Enfin, Mme C… invoque le rapport transmis au rectorat par le proviseur le 28 septembre 2021 relatif à sa manière de servir, mentionnant notamment la mobilisation des agents du service pour repeindre son logement de fonction, vétuste. Si elle produit des attestations faisant état d’une discussion informelle à ce sujet avec le proviseur, aucune ne mentionne une autorisation, laquelle suppose, s’agissant de travaux réalisés par des agents publics, un formalisme que Mme C…, gestionnaire, ne pouvait ignorer.
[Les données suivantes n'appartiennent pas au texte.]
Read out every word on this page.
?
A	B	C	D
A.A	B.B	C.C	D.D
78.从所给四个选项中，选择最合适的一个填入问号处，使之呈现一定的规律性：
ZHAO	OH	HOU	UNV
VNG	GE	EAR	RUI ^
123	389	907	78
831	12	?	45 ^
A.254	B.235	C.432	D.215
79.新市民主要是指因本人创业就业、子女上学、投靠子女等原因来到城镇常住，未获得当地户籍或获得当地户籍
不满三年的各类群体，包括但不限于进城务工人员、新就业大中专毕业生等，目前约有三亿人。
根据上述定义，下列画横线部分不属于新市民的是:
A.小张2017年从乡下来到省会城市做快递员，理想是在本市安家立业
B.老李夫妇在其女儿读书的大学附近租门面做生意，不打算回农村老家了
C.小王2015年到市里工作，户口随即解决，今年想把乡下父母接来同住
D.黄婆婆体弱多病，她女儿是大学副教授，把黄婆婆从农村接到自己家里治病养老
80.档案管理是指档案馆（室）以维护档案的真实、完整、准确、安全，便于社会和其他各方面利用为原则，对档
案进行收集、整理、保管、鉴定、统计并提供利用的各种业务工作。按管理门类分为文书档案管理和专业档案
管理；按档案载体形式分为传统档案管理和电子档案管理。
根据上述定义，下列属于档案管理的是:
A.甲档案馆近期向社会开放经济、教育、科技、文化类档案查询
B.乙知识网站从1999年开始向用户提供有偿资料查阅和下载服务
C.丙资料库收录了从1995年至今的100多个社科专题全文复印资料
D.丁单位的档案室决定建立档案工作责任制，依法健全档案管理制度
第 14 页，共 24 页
Le surplus des événements relatés dans ce rapport du 28 septembre 2021 doit être tenu pour établi, ainsi qu’il a été dit au point 4. Il suit de là que les termes de ce rapport ne sauraient justifier l’octroi de la protection fonctionnelle.
Il résulte de tout ce qui précède que Mme C… n’établit pas avoir été victime de faits de diffamation ou de violences susceptibles de justifier l’octroi de la protection fonctionnelle, de sorte que l’administration n’a pas méconnu les dispositions précitées en rejetant implicitement sa demande de protection fonctionnelle formée le 9 décembre 2021. Il suit de là que les conclusions à fin d’annulation de cette décision doivent être rejetées ainsi que, par voie de conséquence, les conclusions indemnitaires et à fin d’injonction dont elles sont le support.
Sur les frais du litige :
Conformément aux dispositions de l’article R. 761-1 du code de justice administrative et compte tenu de ce qui a été dit aux points 12 à 16, il y a lieu de mettre à la charge définitive de Mme C…, partie perdante à l’instance n° 2307515, les frais d’expertise, taxés et liquidés à la somme de 2 820 euros.
Par ailleurs, dans les circonstances de l’espèce, il y a lieu de mettre à la charge de l’Etat une somme de 1 500 euros à verser à Mme C…, sur le fondement de l’article L. 761-1 du code de justice administrative.
D E C I D E :
Article 1er : Il est donné acte du désistement des conclusions de Mme C… tendant à enjoindre au recteur de la réintégrer dans ses fonctions.
Article 2 : L’arrêté de la rectrice de l’académie de Grenoble du 30 juin 2023 portant sanction de déplacement d’office à l’encontre de Mme C… est annulé.
Article 3 : L’arrêté de la rectrice de l’académie de Grenoble du 29 novembre 2023 portant changement d’affectation de Mme C… est annulé.
Article 4 : Les frais d’expertise, taxés et liquidés à la somme de 2 820 euros, sont mis à la charge de Mme C….
Article 5: L’Etat versera à Mme C… une somme de 1 500 euros en application des dispositions de l’article L. 761-1 du code de justice administrative.
Article 6 : Le surplus des conclusions des requêtes est rejeté.
Article 7 : Le présent jugement sera notifié à Mme D… C…, au recteur de l’académie de Grenoble et au ministre de l’éducation nationale.
Délibéré après l’audience du 15 janvier 2026, à laquelle siégeaient :
M. Savouré, président,
M. Ban, premier conseiller,
Mme Rogniaux, première conseillère.
Rendu public par mise à disposition au greffe le 10 février 2026.
La rapporteure,
A. Rogniaux
La greffière,
J. Bonino
Le président,
B. Savouré
La République mande et ordonne au ministre de l’éducation nationale en ce qui le concerne ou à tous commissaires de justice à ce requis en ce qui concerne les voies de droit commun contre les parties privées, de pourvoir à l’exécution de la présente décision.